Imaginary Girls(23)
Because girls can’t come back to life. Not here and not anywhere. Any second now we’d see—
Pete was a breath away from me now, his clammy hand grabbing on to my knee. He gave an awkward shake to my knee and said, “Seriously, kid, you all right?”
“You’re asking for it, Pete,” said a voice. A girl’s voice. As she stepped toward us, the light from the fire made more stripes blaze up all over her skin. “You know that’s Ruby’s sister, right?” London said. Then she added, “So how’s it going, Chloe?”
I didn’t answer. When a dead girl says your name it’s shocking. A brick thrown at you, a brick through your bedroom window.
The light was behind her, hiding her face. “You need some help getting up?” she asked. She put an arm out, dangling one of her two hands before my face. The hand was so close, I could see all five fingernails. Even in the dark I could see them.
She locked her eyes on mine. (The whites of her eyes staring up at the half moon.)
She cracked a smile. (Her lips drained of color.)
I looked away. “Don’t touch me,” I heard myself say. “I’m fine.”
“You don’t look fine,” she said.
And you don’t look dead, I didn’t say.
“Just let her help you,” Pete said. So he could see and hear her, too.
The hand was still there, the fingers waggling. Her nails were painted a few different colors. Three were black, as they would be if left to rot in the ground. But three were magenta. Others were yellow. It was all so random.
I grabbed the hand. Her warm, living hand. It grabbed mine back. As it did a hiss of vapor didn’t pass through my flesh to reveal I’d grabbed on to nothing; I didn’t fall facefirst into gravel and lie there spitting up rocks. I was definitely touching something. And this something used its weight to get me up.
She was no ghost. She could be seen by others. She could be touched; she spoke full sentences; her breath reeked, but not with maggots, with plain bad beer. There was no smoke, no mirrors. If Ruby had made this happen, it was really and truly happening, not just to me but to every single person here.
Ruby reappeared once I got to my feet.
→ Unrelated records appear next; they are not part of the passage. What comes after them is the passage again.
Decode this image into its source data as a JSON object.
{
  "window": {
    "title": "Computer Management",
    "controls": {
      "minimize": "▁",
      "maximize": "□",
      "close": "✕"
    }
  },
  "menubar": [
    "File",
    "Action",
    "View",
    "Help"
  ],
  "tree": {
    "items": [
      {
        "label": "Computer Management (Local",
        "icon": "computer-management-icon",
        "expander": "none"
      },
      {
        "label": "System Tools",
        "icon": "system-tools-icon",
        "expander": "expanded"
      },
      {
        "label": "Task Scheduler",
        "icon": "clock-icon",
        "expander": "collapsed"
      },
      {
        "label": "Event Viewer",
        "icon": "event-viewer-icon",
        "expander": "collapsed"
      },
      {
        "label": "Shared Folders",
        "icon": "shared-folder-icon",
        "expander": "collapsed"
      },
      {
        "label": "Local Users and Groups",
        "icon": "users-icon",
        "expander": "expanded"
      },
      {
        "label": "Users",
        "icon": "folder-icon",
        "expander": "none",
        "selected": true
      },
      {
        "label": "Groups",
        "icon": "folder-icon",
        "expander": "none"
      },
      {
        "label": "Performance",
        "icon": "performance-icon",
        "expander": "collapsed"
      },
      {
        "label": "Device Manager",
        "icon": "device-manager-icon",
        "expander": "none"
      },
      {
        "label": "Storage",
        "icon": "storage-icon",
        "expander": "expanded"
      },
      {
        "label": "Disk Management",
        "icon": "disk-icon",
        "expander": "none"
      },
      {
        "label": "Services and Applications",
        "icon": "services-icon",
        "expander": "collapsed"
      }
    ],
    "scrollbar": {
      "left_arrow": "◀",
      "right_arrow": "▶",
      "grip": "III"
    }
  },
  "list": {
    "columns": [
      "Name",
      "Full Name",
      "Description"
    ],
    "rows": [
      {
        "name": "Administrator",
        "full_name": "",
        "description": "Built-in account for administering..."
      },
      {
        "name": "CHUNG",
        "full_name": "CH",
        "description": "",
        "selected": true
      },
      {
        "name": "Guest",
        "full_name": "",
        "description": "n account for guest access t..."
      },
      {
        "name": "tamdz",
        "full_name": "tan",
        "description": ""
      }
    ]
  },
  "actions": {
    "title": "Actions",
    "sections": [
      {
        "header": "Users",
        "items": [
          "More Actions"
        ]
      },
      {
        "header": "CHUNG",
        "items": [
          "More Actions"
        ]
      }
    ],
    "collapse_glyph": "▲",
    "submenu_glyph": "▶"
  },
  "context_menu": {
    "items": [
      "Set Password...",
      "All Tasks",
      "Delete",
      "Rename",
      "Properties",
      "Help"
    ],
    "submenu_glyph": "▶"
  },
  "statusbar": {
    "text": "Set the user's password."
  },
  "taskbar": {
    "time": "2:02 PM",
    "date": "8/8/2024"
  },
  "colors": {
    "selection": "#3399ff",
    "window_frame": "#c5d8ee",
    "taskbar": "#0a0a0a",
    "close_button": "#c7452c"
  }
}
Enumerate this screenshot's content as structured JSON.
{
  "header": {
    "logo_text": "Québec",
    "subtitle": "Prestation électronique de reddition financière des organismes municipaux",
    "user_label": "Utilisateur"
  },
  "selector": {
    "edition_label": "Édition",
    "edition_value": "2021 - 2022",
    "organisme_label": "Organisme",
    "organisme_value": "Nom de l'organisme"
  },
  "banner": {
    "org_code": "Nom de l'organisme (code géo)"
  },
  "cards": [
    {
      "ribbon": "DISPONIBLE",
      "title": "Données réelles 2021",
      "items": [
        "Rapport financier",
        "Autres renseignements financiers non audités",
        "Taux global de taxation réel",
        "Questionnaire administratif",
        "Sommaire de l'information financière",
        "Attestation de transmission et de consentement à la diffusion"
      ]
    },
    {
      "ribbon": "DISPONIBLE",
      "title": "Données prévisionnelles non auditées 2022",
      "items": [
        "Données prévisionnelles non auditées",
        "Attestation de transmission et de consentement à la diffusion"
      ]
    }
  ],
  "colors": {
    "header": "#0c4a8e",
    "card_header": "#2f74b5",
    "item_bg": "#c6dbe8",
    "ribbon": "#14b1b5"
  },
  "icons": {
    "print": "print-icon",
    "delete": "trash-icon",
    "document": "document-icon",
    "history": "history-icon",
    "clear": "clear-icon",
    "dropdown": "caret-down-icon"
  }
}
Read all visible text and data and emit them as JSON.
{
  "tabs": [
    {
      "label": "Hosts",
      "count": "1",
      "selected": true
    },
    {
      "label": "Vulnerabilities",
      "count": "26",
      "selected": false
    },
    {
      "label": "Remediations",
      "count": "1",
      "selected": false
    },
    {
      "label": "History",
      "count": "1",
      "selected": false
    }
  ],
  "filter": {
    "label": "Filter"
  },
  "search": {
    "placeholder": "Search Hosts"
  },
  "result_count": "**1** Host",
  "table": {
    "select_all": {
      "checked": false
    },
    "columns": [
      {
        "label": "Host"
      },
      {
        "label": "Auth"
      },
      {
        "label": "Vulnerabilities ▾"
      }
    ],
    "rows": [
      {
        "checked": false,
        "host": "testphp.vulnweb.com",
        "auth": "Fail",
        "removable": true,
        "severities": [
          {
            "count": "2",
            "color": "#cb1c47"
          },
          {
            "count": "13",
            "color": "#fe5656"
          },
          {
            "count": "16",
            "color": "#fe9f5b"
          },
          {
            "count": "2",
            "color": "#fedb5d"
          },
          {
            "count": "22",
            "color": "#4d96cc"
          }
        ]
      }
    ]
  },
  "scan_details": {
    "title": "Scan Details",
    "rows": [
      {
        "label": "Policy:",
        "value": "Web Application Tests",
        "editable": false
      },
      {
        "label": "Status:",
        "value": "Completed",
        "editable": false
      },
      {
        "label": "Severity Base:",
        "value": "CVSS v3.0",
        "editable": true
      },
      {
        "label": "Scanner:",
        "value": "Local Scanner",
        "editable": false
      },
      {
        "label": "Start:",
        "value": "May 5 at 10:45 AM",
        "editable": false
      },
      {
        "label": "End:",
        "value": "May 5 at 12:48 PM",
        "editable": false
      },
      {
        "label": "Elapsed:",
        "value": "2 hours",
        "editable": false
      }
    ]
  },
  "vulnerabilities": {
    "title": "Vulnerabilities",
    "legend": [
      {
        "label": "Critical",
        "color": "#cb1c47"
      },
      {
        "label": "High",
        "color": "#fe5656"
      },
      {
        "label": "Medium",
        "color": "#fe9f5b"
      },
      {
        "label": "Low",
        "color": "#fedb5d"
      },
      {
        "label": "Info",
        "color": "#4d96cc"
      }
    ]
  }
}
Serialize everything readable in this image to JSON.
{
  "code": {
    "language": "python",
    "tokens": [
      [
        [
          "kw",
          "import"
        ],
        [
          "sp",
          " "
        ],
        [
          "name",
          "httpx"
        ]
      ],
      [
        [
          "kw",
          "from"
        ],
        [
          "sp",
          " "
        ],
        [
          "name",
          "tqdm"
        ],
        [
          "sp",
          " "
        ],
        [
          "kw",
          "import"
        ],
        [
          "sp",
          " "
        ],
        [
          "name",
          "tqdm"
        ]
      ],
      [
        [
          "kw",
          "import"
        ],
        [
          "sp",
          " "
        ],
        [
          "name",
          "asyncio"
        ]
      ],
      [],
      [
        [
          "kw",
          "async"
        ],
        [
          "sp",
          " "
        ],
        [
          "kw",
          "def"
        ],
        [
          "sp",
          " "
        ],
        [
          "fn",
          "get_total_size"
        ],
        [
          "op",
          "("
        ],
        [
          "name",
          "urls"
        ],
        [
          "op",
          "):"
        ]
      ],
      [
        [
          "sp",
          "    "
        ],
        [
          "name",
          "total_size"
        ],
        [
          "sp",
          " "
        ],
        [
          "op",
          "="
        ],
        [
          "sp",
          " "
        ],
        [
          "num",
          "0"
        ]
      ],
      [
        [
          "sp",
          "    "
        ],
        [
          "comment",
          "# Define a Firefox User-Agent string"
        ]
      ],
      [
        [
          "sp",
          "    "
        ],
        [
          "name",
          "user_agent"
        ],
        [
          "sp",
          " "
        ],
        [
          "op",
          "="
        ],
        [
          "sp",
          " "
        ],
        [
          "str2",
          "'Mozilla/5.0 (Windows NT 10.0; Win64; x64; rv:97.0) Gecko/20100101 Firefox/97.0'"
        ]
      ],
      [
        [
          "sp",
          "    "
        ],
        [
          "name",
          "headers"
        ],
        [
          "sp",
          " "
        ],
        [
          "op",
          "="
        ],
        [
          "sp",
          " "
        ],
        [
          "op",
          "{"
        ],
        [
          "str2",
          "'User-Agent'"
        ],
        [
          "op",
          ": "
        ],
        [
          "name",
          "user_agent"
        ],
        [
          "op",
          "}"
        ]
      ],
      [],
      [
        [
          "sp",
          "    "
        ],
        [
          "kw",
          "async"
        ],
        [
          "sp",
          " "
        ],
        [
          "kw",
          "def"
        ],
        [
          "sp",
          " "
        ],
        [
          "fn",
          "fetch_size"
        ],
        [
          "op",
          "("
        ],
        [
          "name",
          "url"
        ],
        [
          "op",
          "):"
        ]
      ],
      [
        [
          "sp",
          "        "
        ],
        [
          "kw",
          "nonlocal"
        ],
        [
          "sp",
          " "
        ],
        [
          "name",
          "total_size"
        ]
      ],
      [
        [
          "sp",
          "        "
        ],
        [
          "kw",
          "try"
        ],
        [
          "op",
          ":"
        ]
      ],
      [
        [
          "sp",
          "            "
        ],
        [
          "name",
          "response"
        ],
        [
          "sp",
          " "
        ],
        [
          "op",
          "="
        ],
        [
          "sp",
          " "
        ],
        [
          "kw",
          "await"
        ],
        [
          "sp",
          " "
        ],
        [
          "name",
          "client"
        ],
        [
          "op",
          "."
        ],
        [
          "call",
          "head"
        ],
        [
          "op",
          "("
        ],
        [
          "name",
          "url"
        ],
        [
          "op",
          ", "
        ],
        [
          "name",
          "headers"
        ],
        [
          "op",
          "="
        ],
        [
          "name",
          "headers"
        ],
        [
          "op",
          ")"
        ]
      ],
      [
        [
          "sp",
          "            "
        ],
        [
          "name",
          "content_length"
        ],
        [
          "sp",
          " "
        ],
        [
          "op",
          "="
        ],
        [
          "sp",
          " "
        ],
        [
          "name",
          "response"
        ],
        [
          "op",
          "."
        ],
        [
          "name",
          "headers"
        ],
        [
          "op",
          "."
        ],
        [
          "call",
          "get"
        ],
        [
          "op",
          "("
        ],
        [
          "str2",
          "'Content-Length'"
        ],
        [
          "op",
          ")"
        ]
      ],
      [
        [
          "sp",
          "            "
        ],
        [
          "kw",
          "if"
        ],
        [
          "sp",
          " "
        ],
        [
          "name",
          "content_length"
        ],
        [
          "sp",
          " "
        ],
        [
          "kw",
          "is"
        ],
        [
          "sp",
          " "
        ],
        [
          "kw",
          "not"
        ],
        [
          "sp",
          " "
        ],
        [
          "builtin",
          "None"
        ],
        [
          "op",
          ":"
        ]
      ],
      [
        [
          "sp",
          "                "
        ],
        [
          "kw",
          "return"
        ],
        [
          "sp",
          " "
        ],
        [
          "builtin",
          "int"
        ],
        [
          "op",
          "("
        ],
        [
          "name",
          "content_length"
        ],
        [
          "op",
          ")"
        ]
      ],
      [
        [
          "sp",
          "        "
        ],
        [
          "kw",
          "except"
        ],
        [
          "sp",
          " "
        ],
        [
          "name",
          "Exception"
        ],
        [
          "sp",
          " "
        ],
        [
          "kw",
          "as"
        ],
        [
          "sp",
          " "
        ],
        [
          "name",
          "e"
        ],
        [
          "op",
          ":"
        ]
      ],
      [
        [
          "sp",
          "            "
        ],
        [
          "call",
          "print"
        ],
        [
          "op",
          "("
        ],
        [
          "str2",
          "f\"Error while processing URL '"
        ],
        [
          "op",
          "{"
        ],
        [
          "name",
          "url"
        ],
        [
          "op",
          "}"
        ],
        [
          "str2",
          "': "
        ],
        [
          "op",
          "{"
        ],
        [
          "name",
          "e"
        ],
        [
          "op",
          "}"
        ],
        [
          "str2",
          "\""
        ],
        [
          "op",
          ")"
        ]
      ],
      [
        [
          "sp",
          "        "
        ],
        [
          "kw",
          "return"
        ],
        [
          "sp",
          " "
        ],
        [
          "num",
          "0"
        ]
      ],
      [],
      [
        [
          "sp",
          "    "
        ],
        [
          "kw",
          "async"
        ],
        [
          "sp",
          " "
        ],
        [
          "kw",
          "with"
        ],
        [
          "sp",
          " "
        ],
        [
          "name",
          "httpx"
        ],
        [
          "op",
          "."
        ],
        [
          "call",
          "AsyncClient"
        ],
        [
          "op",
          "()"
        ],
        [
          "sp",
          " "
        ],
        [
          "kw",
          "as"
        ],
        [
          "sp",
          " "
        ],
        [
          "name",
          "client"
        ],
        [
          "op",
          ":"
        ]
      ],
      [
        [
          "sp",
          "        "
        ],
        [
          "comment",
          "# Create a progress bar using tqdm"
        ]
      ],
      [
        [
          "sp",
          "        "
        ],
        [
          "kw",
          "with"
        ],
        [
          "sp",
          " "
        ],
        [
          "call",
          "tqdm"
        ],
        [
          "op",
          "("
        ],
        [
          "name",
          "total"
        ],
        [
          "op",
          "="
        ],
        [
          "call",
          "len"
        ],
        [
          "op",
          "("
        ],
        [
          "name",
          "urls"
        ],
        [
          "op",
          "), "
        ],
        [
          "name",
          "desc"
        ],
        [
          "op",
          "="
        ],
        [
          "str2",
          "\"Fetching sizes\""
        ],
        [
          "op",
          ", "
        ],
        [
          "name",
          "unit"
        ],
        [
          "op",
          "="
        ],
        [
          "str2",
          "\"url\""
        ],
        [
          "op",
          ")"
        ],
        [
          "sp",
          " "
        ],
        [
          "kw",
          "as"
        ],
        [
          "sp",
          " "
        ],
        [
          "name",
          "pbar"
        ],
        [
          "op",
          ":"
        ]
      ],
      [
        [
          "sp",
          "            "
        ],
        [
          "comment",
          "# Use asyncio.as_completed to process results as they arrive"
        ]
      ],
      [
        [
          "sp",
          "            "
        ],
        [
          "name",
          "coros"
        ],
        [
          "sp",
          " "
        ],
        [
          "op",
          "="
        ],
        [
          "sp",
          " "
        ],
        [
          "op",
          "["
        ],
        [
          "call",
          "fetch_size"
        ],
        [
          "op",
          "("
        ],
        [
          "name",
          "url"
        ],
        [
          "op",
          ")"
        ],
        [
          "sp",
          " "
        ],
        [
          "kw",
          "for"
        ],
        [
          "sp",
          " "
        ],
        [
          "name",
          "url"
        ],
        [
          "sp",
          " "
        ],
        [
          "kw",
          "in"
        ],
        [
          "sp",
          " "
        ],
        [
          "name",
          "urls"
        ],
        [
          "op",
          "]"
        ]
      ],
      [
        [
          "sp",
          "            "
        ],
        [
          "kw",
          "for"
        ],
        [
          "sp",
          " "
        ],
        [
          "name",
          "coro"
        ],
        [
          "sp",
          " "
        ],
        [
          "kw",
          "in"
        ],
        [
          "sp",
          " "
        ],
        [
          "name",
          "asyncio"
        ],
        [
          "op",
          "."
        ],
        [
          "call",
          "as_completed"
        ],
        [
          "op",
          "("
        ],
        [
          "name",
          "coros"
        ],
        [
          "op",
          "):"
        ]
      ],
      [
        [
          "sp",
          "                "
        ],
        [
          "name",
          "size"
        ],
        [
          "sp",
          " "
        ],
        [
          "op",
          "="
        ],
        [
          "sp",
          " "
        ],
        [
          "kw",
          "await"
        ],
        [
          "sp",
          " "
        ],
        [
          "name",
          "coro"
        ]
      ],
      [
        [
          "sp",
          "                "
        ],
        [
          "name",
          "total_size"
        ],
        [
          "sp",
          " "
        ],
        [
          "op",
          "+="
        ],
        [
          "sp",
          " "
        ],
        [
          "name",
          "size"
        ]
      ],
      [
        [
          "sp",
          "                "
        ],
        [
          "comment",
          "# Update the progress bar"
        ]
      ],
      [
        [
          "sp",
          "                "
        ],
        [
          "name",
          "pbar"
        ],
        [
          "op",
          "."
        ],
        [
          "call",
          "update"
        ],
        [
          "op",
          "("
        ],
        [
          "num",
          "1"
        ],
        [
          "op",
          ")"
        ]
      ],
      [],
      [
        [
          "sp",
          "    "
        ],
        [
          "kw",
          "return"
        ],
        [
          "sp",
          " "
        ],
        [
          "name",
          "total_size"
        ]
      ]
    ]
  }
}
She was there for me to lean on, there as if she’d been at my side all along and always would be. The wind played with her hair, making it sway over her bare shoulders. Her lips were painted her color—without a smudge. Her eyes borrowed stars from the sky, or seemed to. Even the fireflies came to lend her their glow, blinking sweet nothings all around her.
I wasn’t the only one staring.
“Hey there,” Pete said.
“Hi, Ruby,” London said meekly, eyes flicking to me as if she didn’t think she’d be allowed to tell my sister hi.
Ruby ignored them both. “That took forever,” she said. “I’m so sorry, Chlo.” She held out a water bottle for me and watched carefully as I twisted off the cap and took a long swallow.
When I was done, Ruby grabbed my hand in hers, so everyone could see. Then she asked, projecting as if she were wearing a wire hidden inside her dress, “London, how are you? My sister was wondering. Tell her. Tell her how you are.”
I was? But I was. Ruby knew I was wondering that and way more.
London gave Ruby an odd look. Then she turned the same look on me, seeing as I could have asked her how she was myself, and said, “I’m fine, thanks.” Her words wavered, like she wasn’t sure. Like Ruby could say no, she wasn’t fine, and then she’d have to change her answer.
“See?” my sister said to me. To London, her voice shifted and she said, “What are you doing over here with Chloe? What happened to the keg?”
“It’s empty,” London said.
“Damn,” Pete could be heard muttering behind us.
London was shifting from foot to foot. “I should go back to the fire,” she said, taking a step toward her friends.
“Should you?” Ruby asked this question with great concentration. Her gaze needled into two thin points, aimed with precision at London.
I saw the stabs. Saw how London flinched and then in one last-ditch effort to defend herself squeaked out, “I told them I’d be right back.”
“You did?” Ruby said. She had control of the conversation, tossing it high, bouncing it back and forth between her palms.
London’s forehead creased up. She put a hand to her head, thinking. The fireflies seemed drunk, glowing haphazardly in downward spirals toward the ground.